Traceloop helps you to debug and test changes to your models and prompts for every request. It can run on a cloud-hosted version.
In the research timeline, the bulk of Retrieval-Augmented Generation (RAG) studies surfaced post-2020, with a notable surge following ChatGPT’s release in December 2022, marking a pivotal moment. Initially, RAG research focused on reinforcement strategies during pre-training and supervised fine-tuning stages. However, in 2023, with the advent of large, costly-to-train models, the emphasis has shifted towards reinforcement during the inference stage, aiming to embed external knowledge cost-effectively through RAG modules.

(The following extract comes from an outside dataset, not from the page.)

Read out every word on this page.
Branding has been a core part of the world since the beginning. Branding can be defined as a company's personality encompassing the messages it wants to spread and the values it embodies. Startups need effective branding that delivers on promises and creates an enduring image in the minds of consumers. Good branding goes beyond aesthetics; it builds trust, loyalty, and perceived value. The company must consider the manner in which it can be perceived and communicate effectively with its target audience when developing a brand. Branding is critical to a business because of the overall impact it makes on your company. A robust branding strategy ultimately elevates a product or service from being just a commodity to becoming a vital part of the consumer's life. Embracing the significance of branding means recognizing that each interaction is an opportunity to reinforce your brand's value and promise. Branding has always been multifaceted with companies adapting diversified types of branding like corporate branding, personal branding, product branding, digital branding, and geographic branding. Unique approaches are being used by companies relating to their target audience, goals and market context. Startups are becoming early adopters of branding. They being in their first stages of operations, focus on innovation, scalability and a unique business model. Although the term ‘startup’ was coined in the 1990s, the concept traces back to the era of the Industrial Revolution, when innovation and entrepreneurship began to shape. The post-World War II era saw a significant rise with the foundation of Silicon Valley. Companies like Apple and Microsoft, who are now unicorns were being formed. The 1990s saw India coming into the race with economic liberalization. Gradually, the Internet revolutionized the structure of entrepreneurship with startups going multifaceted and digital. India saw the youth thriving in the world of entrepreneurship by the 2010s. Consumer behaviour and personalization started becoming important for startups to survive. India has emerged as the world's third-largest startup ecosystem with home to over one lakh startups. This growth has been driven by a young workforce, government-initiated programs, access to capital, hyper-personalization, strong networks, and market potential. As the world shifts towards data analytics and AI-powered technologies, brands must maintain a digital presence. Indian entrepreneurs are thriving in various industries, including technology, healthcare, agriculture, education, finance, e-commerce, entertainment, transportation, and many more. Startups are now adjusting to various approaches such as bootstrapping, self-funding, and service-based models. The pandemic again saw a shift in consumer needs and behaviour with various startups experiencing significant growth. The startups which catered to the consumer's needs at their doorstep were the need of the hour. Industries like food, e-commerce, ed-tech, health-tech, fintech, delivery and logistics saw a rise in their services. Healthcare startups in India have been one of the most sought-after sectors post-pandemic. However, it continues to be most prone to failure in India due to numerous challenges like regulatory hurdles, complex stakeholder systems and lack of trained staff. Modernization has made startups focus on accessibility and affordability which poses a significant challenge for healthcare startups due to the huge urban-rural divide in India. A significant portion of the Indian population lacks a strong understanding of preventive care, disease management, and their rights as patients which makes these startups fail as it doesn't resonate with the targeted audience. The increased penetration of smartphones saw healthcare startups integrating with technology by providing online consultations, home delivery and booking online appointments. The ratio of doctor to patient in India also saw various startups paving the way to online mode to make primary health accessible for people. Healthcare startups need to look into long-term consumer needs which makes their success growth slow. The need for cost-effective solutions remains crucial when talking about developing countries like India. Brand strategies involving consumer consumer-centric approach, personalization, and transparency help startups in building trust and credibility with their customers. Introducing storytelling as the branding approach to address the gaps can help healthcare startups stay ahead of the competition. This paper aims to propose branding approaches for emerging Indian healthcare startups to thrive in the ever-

SAP releases for Vector Engine and Generative AI Hub go in the direction to help BTP become a platform of choice for our RAG pipelines, where we will need to provide solutions that are driving the attention of Vector DBs ecosystem;
The journey of RAG on SAP has just started, and the future of Retrieval-Augmented Generation (RAG) looks promising yet challenging. As RAG continues to evolve, driven by significant strides post-2020 and catalyzed by the advent of models like ChatGPT, it faces hurdles such as context length limitations, robustness against misinformation, and the quest for optimal hybrid approaches. The emergence of diverse tools and frameworks provides a more transparent, effective way to optimize RAG systems. With SAP’s advancements toward RAG-friendly platforms, our focus in the AI engineering space is on overcoming these challenges and ensuring accurate, reliable, and efficient augmented generation systems.